Monday, 15th April 2019

It is important producers are familiar with the concepts of anthelmintic resistance, ‘refugia’, Target Selective Treatment and FAMACHA before dosing.

For information on roundworm management see the SAMGA website https://www.angoras.co.za/article/roundworm-management-strategies-in-angora-goats

  1. Choice of dose
  2. Use an effective combination of two or more drench groups (multi-active product) this slows down the development of drench resistance.

See SAMGA website https://www.angoras.co.za/page/anthelmintic_drug_list#38 for combination dose lists.

  1. Use short-acting treatments.
  2. READ THE INSTRUCTIONS

 

  1. Choose the correct dose gun
  • Check the smoothness of the nozzle. If rough the nozzle can cause small abrasions on the lining of the mouth which can result in a painful cellulitis and abscess formation.
  • Use drench guns with shorter nozzles. You can also add a simple plastic guard to a nozzle to prevent damage to the back of the throat if the goat jumps.

 

  1. Check calibration of Dose gun
  • Set for 10ml and dose into 10ml syringe casing (block needle attachment) or measuring container (example 10 doses of 10 ml into a 100ml container)
  • Place the nozzle against your hand and try depress the plunger, it should not move- pressure test

 

  1. Weigh a sample of goats

Weight a few of the goats to get an idea of their weights instead of guessing.
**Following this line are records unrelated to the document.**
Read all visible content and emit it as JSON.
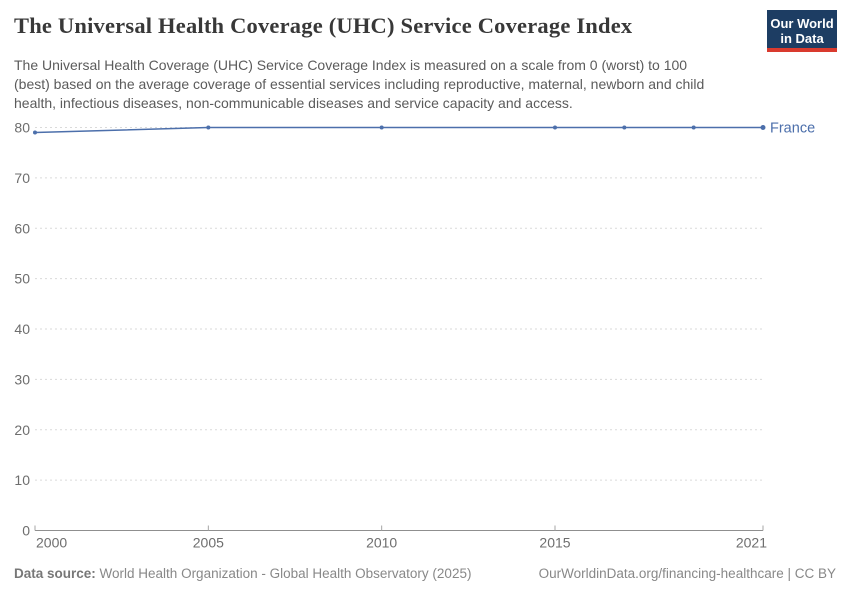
{
  "header": {
    "title": "The Universal Health Coverage (UHC) Service Coverage Index",
    "subtitle": "The Universal Health Coverage (UHC) Service Coverage Index is measured on a scale from 0 (worst) to 100 (best) based on the average coverage of essential services including reproductive, maternal, newborn and child health, infectious diseases, non-communicable diseases and service capacity and access.",
    "logo": {
      "line1": "Our World",
      "line2": "in Data",
      "bg_color": "#1d3d63",
      "accent_color": "#d93a2e"
    }
  },
  "chart_data": {
    "type": "line",
    "title": "The Universal Health Coverage (UHC) Service Coverage Index",
    "xlabel": "",
    "ylabel": "",
    "xlim": [
      2000,
      2021
    ],
    "ylim": [
      0,
      80
    ],
    "x_ticks": [
      2000,
      2005,
      2010,
      2015,
      2021
    ],
    "y_ticks": [
      0,
      10,
      20,
      30,
      40,
      50,
      60,
      70,
      80
    ],
    "grid": "horizontal-dashed",
    "legend_position": "end-of-line",
    "series": [
      {
        "name": "France",
        "color": "#4c6fab",
        "points": [
          {
            "x": 2000,
            "y": 79
          },
          {
            "x": 2005,
            "y": 80
          },
          {
            "x": 2010,
            "y": 80
          },
          {
            "x": 2015,
            "y": 80
          },
          {
            "x": 2017,
            "y": 80
          },
          {
            "x": 2019,
            "y": 80
          },
          {
            "x": 2021,
            "y": 80
          }
        ]
      }
    ]
  },
  "footer": {
    "source_label": "Data source:",
    "source_text": " World Health Organization - Global Health Observatory (2025)",
    "right_text": "OurWorldinData.org/financing-healthcare | CC BY"
  }
}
Dose for the heaviest weight,

Most doses we advise dosing goats 1.5x the sheep dose.

If variable sizes of goats in the flock then separate into groups of similar weight

  • If you use a product containing levamisole be sure that the 1.5x the dose is not exceeded as it can be toxic at 2-4x the dose.
  • If you use an injectable ivermectin product then also stick to the recommended dose as per the label.
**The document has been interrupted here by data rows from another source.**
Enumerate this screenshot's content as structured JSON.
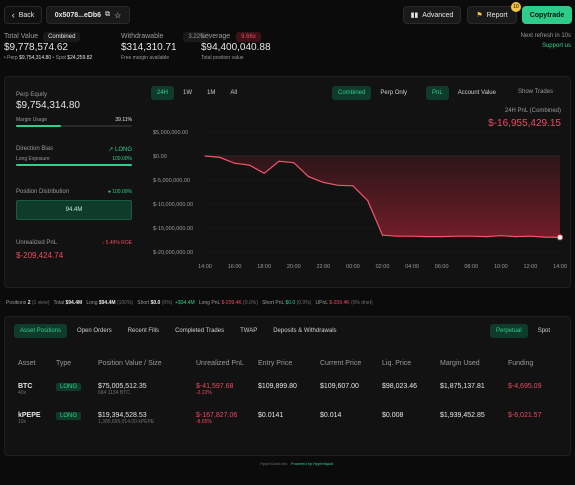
{
  "nav": {
    "back_label": "Back",
    "address": "0x5078...eDb6",
    "advanced_label": "Advanced",
    "report_label": "Report",
    "report_badge": "10",
    "copytrade_label": "Copytrade"
  },
  "summary": {
    "total_value_label": "Total Value",
    "total_value_mode": "Combined",
    "total_value": "$9,778,574.62",
    "perp_label": "Perp",
    "perp_value": "$9,754,314.80",
    "spot_label": "Spot",
    "spot_value": "$24,259.82",
    "withdrawable_label": "Withdrawable",
    "withdrawable_pct": "3.22%",
    "withdrawable_value": "$314,310.71",
    "withdrawable_sub": "Free margin available",
    "leverage_label": "Leverage",
    "leverage_badge": "9.66x",
    "leverage_value": "$94,400,040.88",
    "leverage_sub": "Total position value",
    "next_refresh": "Next refresh in 10s",
    "support": "Support us"
  },
  "left": {
    "perp_equity_label": "Perp Equity",
    "perp_equity": "$9,754,314.80",
    "margin_usage_label": "Margin Usage",
    "margin_usage": "39.11%",
    "margin_fill": 0.3911,
    "direction_label": "Direction Bias",
    "direction_value": "LONG",
    "long_exposure_label": "Long Exposure",
    "long_exposure": "100.00%",
    "long_fill": 1.0,
    "position_dist_label": "Position Distribution",
    "position_dist_value": "100.00%",
    "position_box": "94.4M",
    "unrealized_label": "Unrealized PnL",
    "unrealized_pct": "5.49% ROE",
    "unrealized_value": "$-209,424.74"
  },
  "chart_controls": {
    "ranges": [
      "24H",
      "1W",
      "1M",
      "All"
    ],
    "active_range": "24H",
    "modes": [
      "Combined",
      "Perp Only"
    ],
    "metrics": [
      "PnL",
      "Account Value"
    ],
    "show_trades": "Show Trades",
    "chart_title": "24H PnL (Combined)",
    "chart_value": "$-16,955,429.15"
  },
  "chart_data": {
    "type": "area",
    "x": [
      "14:00",
      "15:00",
      "16:00",
      "17:00",
      "18:00",
      "19:00",
      "20:00",
      "21:00",
      "22:00",
      "23:00",
      "00:00",
      "01:00",
      "02:00",
      "03:00",
      "04:00",
      "05:00",
      "06:00",
      "07:00",
      "08:00",
      "09:00",
      "10:00",
      "11:00",
      "12:00",
      "13:00",
      "14:00"
    ],
    "y": [
      0,
      -300000,
      -1500000,
      -1900000,
      -3600000,
      -1100000,
      -1400000,
      -4300000,
      -5500000,
      -6100000,
      -6200000,
      -9300000,
      -16500000,
      -16700000,
      -16700000,
      -16800000,
      -16800000,
      -16700000,
      -16700000,
      -16800000,
      -16600000,
      -16800000,
      -16700000,
      -16900000,
      -16950000
    ],
    "x_ticks": [
      "14:00",
      "16:00",
      "18:00",
      "20:00",
      "22:00",
      "00:00",
      "02:00",
      "04:00",
      "06:00",
      "08:00",
      "10:00",
      "12:00",
      "14:00"
    ],
    "y_ticks": [
      "$5,000,000.00",
      "$0.00",
      "$-5,000,000.00",
      "$-10,000,000.00",
      "$-15,000,000.00",
      "$-20,000,000.00"
    ],
    "ylim": [
      -20000000,
      5000000
    ],
    "line_color": "#f2546c",
    "fill_color": "#7a1f2a"
  },
  "stats_bar": {
    "positions_label": "Positions",
    "positions_value": "2",
    "positions_sub": "(1 view)",
    "total_label": "Total",
    "total_value": "$94.4M",
    "long_label": "Long",
    "long_value": "$94.4M",
    "long_pct": "(100%)",
    "short_label": "Short",
    "short_value": "$0.0",
    "short_pct": "(0%)",
    "net_value": "+$94.4M",
    "long_pnl_label": "Long PnL",
    "long_pnl": "$-209.4K",
    "long_pnl_pct": "(0.0%)",
    "short_pnl_label": "Short PnL",
    "short_pnl": "$0.0",
    "short_pnl_pct": "(0.0%)",
    "upnl_label": "UPnL",
    "upnl": "$-209.4K",
    "upnl_pct": "(0% dnet)"
  },
  "tabs": [
    "Asset Positions",
    "Open Orders",
    "Recent Fills",
    "Completed Trades",
    "TWAP",
    "Deposits & Withdrawals"
  ],
  "active_tab": "Asset Positions",
  "type_tabs": [
    "Perpetual",
    "Spot"
  ],
  "table": {
    "headers": [
      "Asset",
      "Type",
      "Position Value / Size",
      "Unrealized PnL",
      "Entry Price",
      "Current Price",
      "Liq. Price",
      "Margin Used",
      "Funding"
    ],
    "rows": [
      {
        "asset": "BTC",
        "lev": "40x",
        "type": "LONG",
        "value": "$75,005,512.35",
        "size": "684.1134 BTC",
        "pnl": "$-41,597.68",
        "pnl_pct": "-2.22%",
        "entry": "$109,899.80",
        "current": "$109,607.00",
        "liq": "$98,023.46",
        "margin": "$1,875,137.81",
        "funding": "$-4,695.09"
      },
      {
        "asset": "kPEPE",
        "lev": "10x",
        "type": "LONG",
        "value": "$19,394,528.53",
        "size": "1,385,695,014.00 kPEPE",
        "pnl": "$-167,827.06",
        "pnl_pct": "-8.65%",
        "entry": "$0.0141",
        "current": "$0.014",
        "liq": "$0.008",
        "margin": "$1,939,452.85",
        "funding": "$-6,021.57"
      }
    ]
  },
  "footer": {
    "left": "HyperDash.info",
    "right": "Powered by Hyperliquid"
  }
}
Under dosing is a bad practice because it will not kill all of the worms and it will select for drench resistance.

 

  1. Restrain the goat
  • Approach the goat from behind in the race.
  • Place your hand under its neck to hold it securely in place.
  • Tilt the head slightly to the side so that you can see the mouth. The head should be mostly horizontal. If the head tilts too far some dose to pour out of the mouth. Pulling the head to far back can prevent the goat from swallowing.

 

  1. Place the dose gun into the muzzle and deliver the dose
  • Slot the nozzle in the gap between molar and incisor teeth and then over the back of the tongue.
  • You must get the nozzle over the back of the tongue. If the dose is just put into the mouth, it will by-pass the rumen as it escapes down the oesophageal groove. This is particularly important for white ‘witmiddles’ doses.
  • The nozzle must not point directly down the back of the throat but to the side
  • The nozzle must not be too deep as this will prevent the goat swallowing and possible damage the back of the oral cavity.
  • The correct position will be roughly at eye level of the goat.
  • Press the plunger slowly- as you give the dose tighten your grip on the goat as it will try move away.
  • WORK SLOWLY, give the goat enough time to swallow the dose.

 

  1. Remove the dose gun from the muzzle
  • As you remove the gun, keep a firm grip on the goat's mouth and head.
  • After a few seconds, the goat should swallow the dose and then release it. If you release the goat before it swallows the dose may leak out of the mouth or the goat may spit it out.

 

  1. Clean the dose gun afterwards
  • Clean the drench gun with warm water.
  • Rinse both the gun and pipe with warm water. Do not use any soap - it can damage the seal in the gun.

 

  1. Keep records
  • Record the identity of the goats, the date, dosage and product used.